Mike Peters, 04-10-2008
To avoid memory leaks, it is a good idea to setup FastCGI to automatically die and restart every 1,000 requests.

To do that, add the lines below to your FastCGI startup script:

## bind to unix domain socket
# FCGISOCKET="/tmp/php.sock"
## number of PHP childs to spawn
PHP_FCGI_CHILDREN=10

## number of request server by a single php-process until
## is will be restarted
PHP_FCGI_MAX_REQUESTS=1000

mike, 04-12-2008
Use php-fpm for FastCGI management.

It's a patch for PHP. It also includes some other enhancements to the built-in FastCGI SAPI. Andrei is hopefully going to get it in to the PHP core when he considers it feature complete and solid.

I'm running it right now on all my servers, from a few hundred reqs/day to a few hundred reqs/second. Piece of cake. Properly enforces PHP_FCGI_MAX_REQUESTS behavior too. Enables multiple FastCGI pools for different users (for a shared environment)

It's what I've been waiting for as I do hosting for a handful of clients and have been having to manually setup each of their FastCGI pools myself... also when it's feature complete it will do Apache style process management to create and kill additional engines as configured. No more being stuck with static engine counts!

mike, 04-12-2008
Oh I should have said - I have found that spawn-fcgi does not properly enforce the PHP_FCGI_MAX_REQUESTS behavior, at least on my versions of PHP (all 5.x's)

Manually setting the environment variables and then using sudo -u user /usr/local/bin/php-cgi -b port# works perfectly though (I was using upstart on Ubuntu or init on Debian to launch engines, until I found php-fpm :))

Mike Peters, 10-14-2008
If you want to allow users using subdomains, very important to have this line at the top of your nginx.conf:


    server_name_in_redirect off
;

Bhavya Kamboj, 06-21-2010
I am new to server side scripting, planning to setup a vps, how can i install this? can anyone provide support for all the scripting(even premium one)

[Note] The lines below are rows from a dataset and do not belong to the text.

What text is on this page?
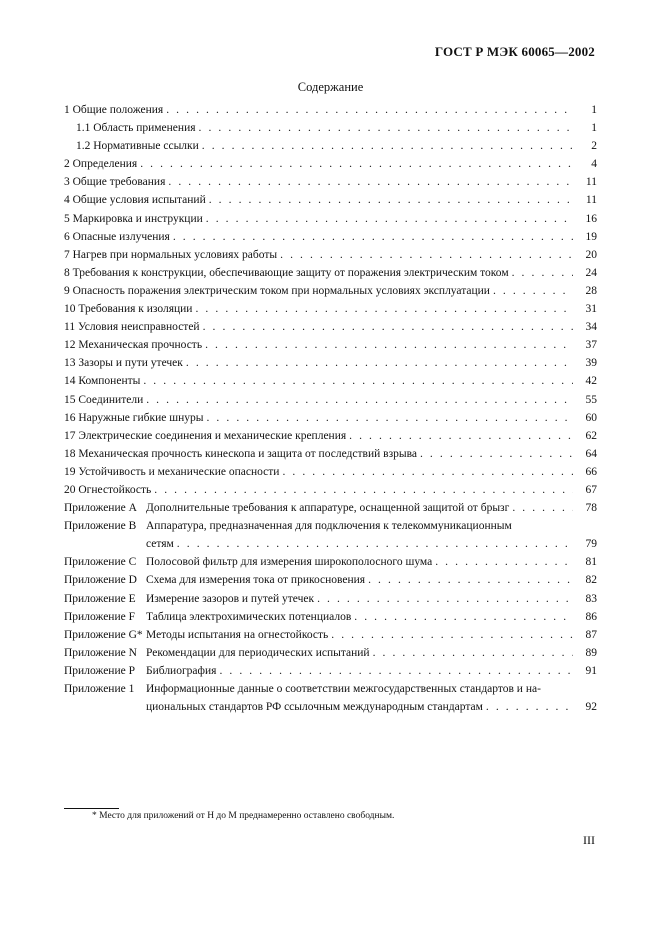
ГОСТ Р МЭК 60065—2002
Содержание
1 Общие положения . . .	1
1.1 Область применения . . .	1
1.2 Нормативные ссылки . . .	2
2 Определения . . .	4
3 Общие требования . . .	11
4 Общие условия испытаний . . .	11
5 Маркировка и инструкции . . .	16
6 Опасные излучения . . .	19
7 Нагрев при нормальных условиях работы . . .	20
8 Требования к конструкции, обеспечивающие защиту от поражения электрическим током . . .	24
9 Опасность поражения электрическим током при нормальных условиях эксплуатации . . .	28
10 Требования к изоляции . . .	31
11 Условия неисправностей . . .	34
12 Механическая прочность . . .	37
13 Зазоры и пути утечек . . .	39
14 Компоненты . . .	42
15 Соединители . . .	55
16 Наружные гибкие шнуры . . .	60
17 Электрические соединения и механические крепления . . .	62
18 Механическая прочность кинескопа и защита от последствий взрыва . . .	64
19 Устойчивость и механические опасности . . .	66
20 Огнестойкость . . .	67
Приложение A Дополнительные требования к аппаратуре, оснащенной защитой от брызг . . .	78
Приложение B Аппаратура, предназначенная для подключения к телекоммуникационным
сетям . . .	79
Приложение C Полосовой фильтр для измерения широкополосного шума . . .	81
Приложение D Схема для измерения тока от прикосновения . . .	82
Приложение E Измерение зазоров и путей утечек . . .	83
Приложение F Таблица электрохимических потенциалов . . .	86
Приложение G* Методы испытания на огнестойкость . . .	87
Приложение N Рекомендации для периодических испытаний . . .	89
Приложение P Библиография . . .	91
Приложение 1	Информационные данные о соответствии межгосударственных стандартов и на-
циональных стандартов РФ ссылочным международным стандартам . . .	92
* Место для приложений от H до M преднамеренно оставлено свободным.
III
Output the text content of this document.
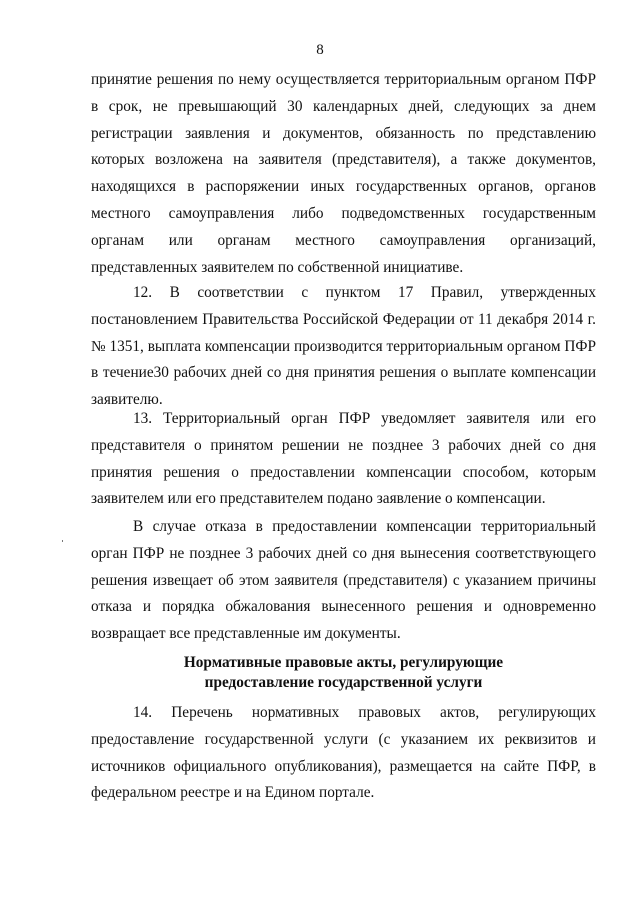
8

принятие решения по нему осуществляется территориальным органом ПФР в срок, не превышающий 30 календарных дней, следующих за днем регистрации заявления и документов, обязанность по представлению которых возложена на заявителя (представителя), а также документов, находящихся в распоряжении иных государственных органов, органов местного самоуправления либо подведомственных государственным органам или органам местного самоуправления организаций, представленных заявителем по собственной инициативе.

12. В соответствии с пунктом 17 Правил, утвержденных постановлением Правительства Российской Федерации от 11 декабря 2014 г. № 1351, выплата компенсации производится территориальным органом ПФР в течение30 рабочих дней со дня принятия решения о выплате компенсации заявителю.

13. Территориальный орган ПФР уведомляет заявителя или его представителя о принятом решении не позднее 3 рабочих дней со дня принятия решения о предоставлении компенсации способом, которым заявителем или его представителем подано заявление о компенсации.

В случае отказа в предоставлении компенсации территориальный орган ПФР не позднее 3 рабочих дней со дня вынесения соответствующего решения извещает об этом заявителя (представителя) с указанием причины отказа и порядка обжалования вынесенного решения и одновременно возвращает все представленные им документы.

Нормативные правовые акты, регулирующие
предоставление государственной услуги

14. Перечень нормативных правовых актов, регулирующих предоставление государственной услуги (с указанием их реквизитов и источников официального опубликования), размещается на сайте ПФР, в федеральном реестре и на Едином портале.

also which hosting will you suggest for wordpress mu?

VPSLIST, 09-04-2011
I had php-cgi randomly dying on a decent sized VPS running Ubuntu, nginx, php-cgi and MySQL. I changed PHP_FCGI_MAX_REQUESTS=5000, which is the default in Debian and Ubuntu, to PHP_FCGI_MAX_REQUESTS=500.

I'll try it out, see what happens and report back very soon because with php-cgi dying and not restarting, it was killing a lot of my PHP dependent client's websites when a lot of them didn't even notice.